Now that you have chickens, what in the world do you do with all of those eggs?!?!
Over the years, I have read various opinions on how to collect, wash, and store farm fresh eggs. There is so much information out there, it is hard to know what to believe. Here's the scoop on all things eggs:
In average weather conditions (45-80 degrees) you can collect eggs ONCE daily with no issues. If colder or warmer, you should check your nests more often. In colder temps, the eggs can freeze and the shell can crack. These eggs would still be edible, but since bacteria has been introduced, it is better to not serve these. I cook them up and feed them back to the hens, shell and all, mixed with oatmeal. Alternatively, they can go to the dogs. In warmer weather, the yolk can get fragile or runny if the eggs sit too long.
Leaving eggs for longer amounts of time poses two risks: you will encourage hens to go broody, and you may develop an egg eater. Eggs that sit too long, and too often, will lead to these behaviors.
Collecting eggs for hatching isnt any different than for eating, with a few exceptions. The first is that they need to remain unwashed. This means that your nests and hens must be kept clean, so the eggs you collect are mostly clean. We use sand as a bedding and coop material to reduce the mud in thr run, and keep eggs cleaner. The second is that they should be stored on an egg turner, fat end up. The third, and there is some leeway on this, is that they need to be kept cool but not refrigerated. Humidity also plays a role in the waiting hatching eggs. Hatch rates start to decline after 7 days, so we set our eggs in the incubator weekly.
The big debate- where to store your eggs. The countertop is just fine for several weeks. I read all the time that counterop eggs must be unwashed. In all of the years I have kept table eggs on the counter, I've never seen a difference between washed and unwashed. The eggs do not tend to "go bad" faster on the counter, but they do lose that freshness. The yolks break more easily, and the white is runnier. This is, of course, after a couple of weeks. Refrigerated eggs, by contrast, hold their texture, but tend to lose flavor quicker. I prefer to keep eggs on the counter, and just use them up quickly.
Using or Storing-
What to do with all of those eggs? This is always a popular question in the Spring! If only those hens would lay steadily all year round! They don't, of course, so the glut of eggs occurs. It's no wonder why the symbol of Easter and Spring is the egg.
You can find any number of recipes to help you eat up those plentiful eggs, so I won't list them here. My solutions are to save the eggs, and find other uses when we have so many.
Our dogs always appreciate eggs. If you have dogs, and would like to supplement their diet, there's two things you should know. The first is that you should probably cook the egg. Not because of bacteria! Because there are anti-nutritional factors in eggs which are eliminated by cooking. More importantly, more than 1 raw egg tends to cause diarrhea in lots of dogs. The second thing to know is that an egg has a perfectly balanced calcium/phosphorus ratio for dogs, but only if you also feed the shell! Crush that shell right into the cooked egg. In this manner, you can feed a good portion of their diet as eggs and not cause much of an issue with deficiencies.
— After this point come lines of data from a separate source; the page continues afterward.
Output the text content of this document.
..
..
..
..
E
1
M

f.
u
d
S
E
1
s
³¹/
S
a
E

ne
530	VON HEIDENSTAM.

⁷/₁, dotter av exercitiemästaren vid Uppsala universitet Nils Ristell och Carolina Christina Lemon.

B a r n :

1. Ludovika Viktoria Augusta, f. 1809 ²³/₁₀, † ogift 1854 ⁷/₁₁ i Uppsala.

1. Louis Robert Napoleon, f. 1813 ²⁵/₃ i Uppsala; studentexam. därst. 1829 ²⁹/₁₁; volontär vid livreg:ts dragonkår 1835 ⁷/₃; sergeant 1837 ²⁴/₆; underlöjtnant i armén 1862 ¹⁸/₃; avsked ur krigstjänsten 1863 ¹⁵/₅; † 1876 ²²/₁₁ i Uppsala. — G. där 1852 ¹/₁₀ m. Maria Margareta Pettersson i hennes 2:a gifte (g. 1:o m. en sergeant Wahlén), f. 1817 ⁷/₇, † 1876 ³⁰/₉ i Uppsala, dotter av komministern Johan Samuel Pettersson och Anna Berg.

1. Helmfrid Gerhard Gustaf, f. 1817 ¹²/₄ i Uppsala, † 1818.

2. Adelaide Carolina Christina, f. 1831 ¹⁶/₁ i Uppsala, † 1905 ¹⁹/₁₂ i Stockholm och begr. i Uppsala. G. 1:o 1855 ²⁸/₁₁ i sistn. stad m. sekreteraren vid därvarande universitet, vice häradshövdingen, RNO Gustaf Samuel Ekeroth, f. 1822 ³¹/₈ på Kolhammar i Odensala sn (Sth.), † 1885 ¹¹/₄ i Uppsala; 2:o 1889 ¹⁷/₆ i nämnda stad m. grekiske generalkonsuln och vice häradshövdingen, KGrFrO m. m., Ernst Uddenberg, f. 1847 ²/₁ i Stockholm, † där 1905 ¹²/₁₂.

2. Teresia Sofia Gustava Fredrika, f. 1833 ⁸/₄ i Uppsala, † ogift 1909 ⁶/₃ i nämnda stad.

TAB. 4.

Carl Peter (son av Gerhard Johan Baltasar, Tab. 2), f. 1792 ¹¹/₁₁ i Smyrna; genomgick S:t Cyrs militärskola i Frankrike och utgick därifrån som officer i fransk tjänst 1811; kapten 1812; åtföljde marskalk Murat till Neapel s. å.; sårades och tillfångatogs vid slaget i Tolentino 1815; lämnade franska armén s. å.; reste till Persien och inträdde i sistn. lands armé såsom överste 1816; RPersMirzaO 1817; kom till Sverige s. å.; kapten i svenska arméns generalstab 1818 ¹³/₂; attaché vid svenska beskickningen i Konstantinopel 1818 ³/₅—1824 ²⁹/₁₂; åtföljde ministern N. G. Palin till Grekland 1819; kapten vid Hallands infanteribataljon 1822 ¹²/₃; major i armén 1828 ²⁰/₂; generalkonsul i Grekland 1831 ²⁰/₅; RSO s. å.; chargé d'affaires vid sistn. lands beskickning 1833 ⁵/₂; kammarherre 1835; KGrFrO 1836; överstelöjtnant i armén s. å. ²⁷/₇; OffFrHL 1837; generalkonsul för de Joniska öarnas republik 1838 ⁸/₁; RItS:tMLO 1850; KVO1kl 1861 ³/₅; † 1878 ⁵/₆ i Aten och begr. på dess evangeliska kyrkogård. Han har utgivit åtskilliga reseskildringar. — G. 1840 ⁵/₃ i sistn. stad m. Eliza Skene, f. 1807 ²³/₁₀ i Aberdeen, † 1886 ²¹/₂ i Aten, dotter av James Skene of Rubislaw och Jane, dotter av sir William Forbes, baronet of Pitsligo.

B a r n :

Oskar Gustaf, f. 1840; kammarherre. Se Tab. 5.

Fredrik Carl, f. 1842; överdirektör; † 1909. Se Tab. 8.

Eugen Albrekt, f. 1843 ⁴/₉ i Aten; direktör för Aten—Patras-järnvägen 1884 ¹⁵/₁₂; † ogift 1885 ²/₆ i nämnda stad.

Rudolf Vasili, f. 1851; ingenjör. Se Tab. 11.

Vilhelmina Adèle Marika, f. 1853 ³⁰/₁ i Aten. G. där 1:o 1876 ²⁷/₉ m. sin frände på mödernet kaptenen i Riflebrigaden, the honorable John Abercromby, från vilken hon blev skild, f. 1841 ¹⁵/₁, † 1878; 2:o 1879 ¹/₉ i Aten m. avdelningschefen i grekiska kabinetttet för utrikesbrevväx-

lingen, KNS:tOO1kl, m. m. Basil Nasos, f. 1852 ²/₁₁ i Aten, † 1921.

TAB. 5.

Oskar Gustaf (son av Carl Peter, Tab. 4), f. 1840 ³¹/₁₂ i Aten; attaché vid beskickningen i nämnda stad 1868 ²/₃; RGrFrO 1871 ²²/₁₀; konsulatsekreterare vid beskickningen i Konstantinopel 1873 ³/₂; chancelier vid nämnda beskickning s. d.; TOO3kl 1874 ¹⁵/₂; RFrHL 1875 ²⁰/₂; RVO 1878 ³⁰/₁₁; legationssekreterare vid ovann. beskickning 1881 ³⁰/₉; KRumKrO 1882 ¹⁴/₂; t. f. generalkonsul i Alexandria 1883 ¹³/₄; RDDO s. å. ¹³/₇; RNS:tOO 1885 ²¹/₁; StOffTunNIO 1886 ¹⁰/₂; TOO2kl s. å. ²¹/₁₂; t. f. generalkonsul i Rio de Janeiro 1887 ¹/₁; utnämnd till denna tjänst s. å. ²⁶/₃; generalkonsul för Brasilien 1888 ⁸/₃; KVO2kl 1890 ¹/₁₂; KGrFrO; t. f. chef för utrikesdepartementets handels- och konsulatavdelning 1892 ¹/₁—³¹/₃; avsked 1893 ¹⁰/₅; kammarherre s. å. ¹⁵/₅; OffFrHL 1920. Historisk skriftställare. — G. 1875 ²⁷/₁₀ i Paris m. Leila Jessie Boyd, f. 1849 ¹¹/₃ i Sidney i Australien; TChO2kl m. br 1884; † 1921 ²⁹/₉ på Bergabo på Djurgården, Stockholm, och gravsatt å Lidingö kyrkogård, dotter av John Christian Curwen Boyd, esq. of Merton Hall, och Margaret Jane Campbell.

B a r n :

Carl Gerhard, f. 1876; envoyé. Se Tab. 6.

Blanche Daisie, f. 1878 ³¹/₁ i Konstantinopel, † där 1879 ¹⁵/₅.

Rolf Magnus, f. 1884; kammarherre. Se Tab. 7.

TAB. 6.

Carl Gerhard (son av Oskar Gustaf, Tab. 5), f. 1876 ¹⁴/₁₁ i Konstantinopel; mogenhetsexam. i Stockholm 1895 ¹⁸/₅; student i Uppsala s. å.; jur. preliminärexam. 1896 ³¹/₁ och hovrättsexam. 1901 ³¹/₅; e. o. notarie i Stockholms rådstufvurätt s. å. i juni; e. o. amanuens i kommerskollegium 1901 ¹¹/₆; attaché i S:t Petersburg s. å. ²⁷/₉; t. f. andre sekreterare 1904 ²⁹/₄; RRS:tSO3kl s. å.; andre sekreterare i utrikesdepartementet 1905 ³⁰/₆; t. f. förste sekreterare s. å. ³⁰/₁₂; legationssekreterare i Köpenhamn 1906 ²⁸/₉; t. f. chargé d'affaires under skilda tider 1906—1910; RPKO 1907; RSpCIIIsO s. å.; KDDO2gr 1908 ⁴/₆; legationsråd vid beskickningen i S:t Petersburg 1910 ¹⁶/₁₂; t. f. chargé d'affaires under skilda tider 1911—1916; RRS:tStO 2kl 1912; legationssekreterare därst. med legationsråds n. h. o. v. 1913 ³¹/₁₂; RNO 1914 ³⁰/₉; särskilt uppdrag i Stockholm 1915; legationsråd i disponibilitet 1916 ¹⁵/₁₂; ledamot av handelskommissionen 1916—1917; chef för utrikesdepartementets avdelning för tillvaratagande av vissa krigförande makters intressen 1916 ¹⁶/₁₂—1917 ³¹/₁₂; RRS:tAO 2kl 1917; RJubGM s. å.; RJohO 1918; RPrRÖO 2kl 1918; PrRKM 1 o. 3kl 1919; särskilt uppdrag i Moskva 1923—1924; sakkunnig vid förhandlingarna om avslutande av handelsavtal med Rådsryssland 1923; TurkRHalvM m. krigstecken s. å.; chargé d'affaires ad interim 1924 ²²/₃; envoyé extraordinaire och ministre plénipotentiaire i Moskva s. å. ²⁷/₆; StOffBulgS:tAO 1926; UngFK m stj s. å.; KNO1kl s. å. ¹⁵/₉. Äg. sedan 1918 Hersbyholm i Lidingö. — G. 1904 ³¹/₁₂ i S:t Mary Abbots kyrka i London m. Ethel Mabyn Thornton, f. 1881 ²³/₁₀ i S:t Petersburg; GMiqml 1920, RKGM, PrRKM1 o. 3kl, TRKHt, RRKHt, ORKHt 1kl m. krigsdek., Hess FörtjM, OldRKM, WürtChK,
Preserving eggs is something not many people mention. Eggs stay edible for a lot longer than most people think. When they float, they are stale, but not necessarily a source of bacteria. You have more time to eat them than you would think.
For longer term saving, there are generally 4 methods: Pickling, freezing, water glass, or Lime preserving.
Pickling is simple to do, and if you like this alternative way to eat eggs, can be a wonderful winter food.
Freezing eggs is a great way to preserve them for baking. The yolk should be scrambled into the white for best results when thawing. We freeze 4 eggs scrambled into small plastic bowls, then pop those out, and store these discs in one big bag in the freezer. An alternative is to save them in ice cube trays, with one cube being the equivalent of 1 egg for baking purposes.
Homesteaders that want to get a bit more authentic can try out Water Glass preserving. This method uses Sodium Silicate (available online) in the water to preserve the eggs in the shell. Bacteria cannot develop in the bath, and cannot spoil the eggs. Use cleaned, fresh eggs for this.
Similar to Water Glassing, preserving in slaked lime is a tried and true method that dates way back. The whole eggs are submerged and preserved in the crock or bucket of lime water. Simple, and inexpensive to do, it is easy to find directions and instructional videos online.